In a different, warmer way, mystifying and elliptical as it is, Uncle Boonmee Who Can Recall His Past Lives is also as haunting as some eerie dreams can be. Dying farmer Boonmee (Thanapat Saisaymar) reminisces about his past lives both in the figurative (as an anti-communist soldier) and in the literal sense (as an aging princess sexually aroused by a sea spirit/catfish). Attending to Boonmee in his final days are his sister-in-law, Jen (Jenjira Pongpas), the ghost of his late wife, Huay (Natthakarn Aphaiwonk), and his son, Boonsong (Geerasak Kulhong), now a supernatural ape with glowing red eyes after having disappeared in the forest six years earlier.
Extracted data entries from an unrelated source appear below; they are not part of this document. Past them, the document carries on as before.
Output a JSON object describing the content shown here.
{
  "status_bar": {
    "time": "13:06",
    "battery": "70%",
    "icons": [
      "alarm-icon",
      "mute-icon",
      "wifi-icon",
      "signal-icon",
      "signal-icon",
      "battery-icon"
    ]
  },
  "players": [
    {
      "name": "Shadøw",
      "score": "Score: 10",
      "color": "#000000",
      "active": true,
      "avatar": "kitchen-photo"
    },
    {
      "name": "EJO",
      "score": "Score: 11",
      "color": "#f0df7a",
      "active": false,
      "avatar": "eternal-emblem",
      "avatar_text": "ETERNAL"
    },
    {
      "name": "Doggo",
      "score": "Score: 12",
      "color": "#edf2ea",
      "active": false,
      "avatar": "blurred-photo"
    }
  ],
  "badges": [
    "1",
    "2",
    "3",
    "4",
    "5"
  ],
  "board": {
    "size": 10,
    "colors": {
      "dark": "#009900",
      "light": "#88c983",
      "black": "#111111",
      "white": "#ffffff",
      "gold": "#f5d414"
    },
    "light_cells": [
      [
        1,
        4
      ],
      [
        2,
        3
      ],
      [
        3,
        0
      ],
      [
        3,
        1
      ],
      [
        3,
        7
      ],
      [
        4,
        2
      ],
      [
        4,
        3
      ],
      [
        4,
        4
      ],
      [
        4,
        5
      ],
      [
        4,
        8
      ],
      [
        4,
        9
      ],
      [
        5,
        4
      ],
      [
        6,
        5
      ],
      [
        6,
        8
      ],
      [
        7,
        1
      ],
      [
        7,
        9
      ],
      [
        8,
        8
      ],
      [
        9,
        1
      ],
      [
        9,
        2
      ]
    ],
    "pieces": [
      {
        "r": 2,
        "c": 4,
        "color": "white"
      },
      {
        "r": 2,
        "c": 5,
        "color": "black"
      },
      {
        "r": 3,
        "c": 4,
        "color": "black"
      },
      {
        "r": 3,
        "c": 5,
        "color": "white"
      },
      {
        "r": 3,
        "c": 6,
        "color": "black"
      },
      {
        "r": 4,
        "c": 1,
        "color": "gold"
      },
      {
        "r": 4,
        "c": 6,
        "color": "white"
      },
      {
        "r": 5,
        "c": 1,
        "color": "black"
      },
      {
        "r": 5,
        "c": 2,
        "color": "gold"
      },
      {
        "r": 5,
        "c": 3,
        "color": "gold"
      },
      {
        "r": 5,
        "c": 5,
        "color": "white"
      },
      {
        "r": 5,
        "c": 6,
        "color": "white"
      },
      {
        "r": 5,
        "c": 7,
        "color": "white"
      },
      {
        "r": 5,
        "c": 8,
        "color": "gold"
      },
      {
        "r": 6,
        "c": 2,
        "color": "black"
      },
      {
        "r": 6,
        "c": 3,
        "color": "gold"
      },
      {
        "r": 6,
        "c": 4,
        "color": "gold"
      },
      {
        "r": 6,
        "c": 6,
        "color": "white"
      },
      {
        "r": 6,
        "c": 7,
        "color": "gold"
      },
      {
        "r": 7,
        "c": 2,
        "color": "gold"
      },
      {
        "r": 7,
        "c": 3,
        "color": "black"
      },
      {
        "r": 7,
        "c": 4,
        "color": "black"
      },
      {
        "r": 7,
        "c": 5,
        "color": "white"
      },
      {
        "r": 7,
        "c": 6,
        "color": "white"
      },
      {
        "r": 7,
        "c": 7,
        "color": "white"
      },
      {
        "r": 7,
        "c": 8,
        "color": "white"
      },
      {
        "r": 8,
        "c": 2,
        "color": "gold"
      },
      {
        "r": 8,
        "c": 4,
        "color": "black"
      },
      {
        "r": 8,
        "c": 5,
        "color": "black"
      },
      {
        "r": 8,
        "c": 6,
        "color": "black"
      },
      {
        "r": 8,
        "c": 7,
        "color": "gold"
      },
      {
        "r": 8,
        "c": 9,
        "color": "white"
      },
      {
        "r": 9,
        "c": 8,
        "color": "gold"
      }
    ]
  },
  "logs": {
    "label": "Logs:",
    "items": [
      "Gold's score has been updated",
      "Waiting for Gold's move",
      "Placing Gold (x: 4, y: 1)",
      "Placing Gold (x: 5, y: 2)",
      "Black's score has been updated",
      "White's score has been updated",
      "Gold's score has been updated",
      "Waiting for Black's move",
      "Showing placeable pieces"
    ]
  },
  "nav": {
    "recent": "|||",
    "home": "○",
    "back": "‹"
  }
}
Perplexed? Director Apichatpong Weerasethakul doesn't try too hard to resolve any mysteries in his film—winner of the Palme d'Or at 2010's Cannes Film Festival—nor should you be concerned with finding explanations anyway. Uncle Boonmee is a movie that washes over you, one you'll find difficult to shake in subsequent days. And like Boonmee's past lives, the film is worth contemplating even if bereft of any solid answers.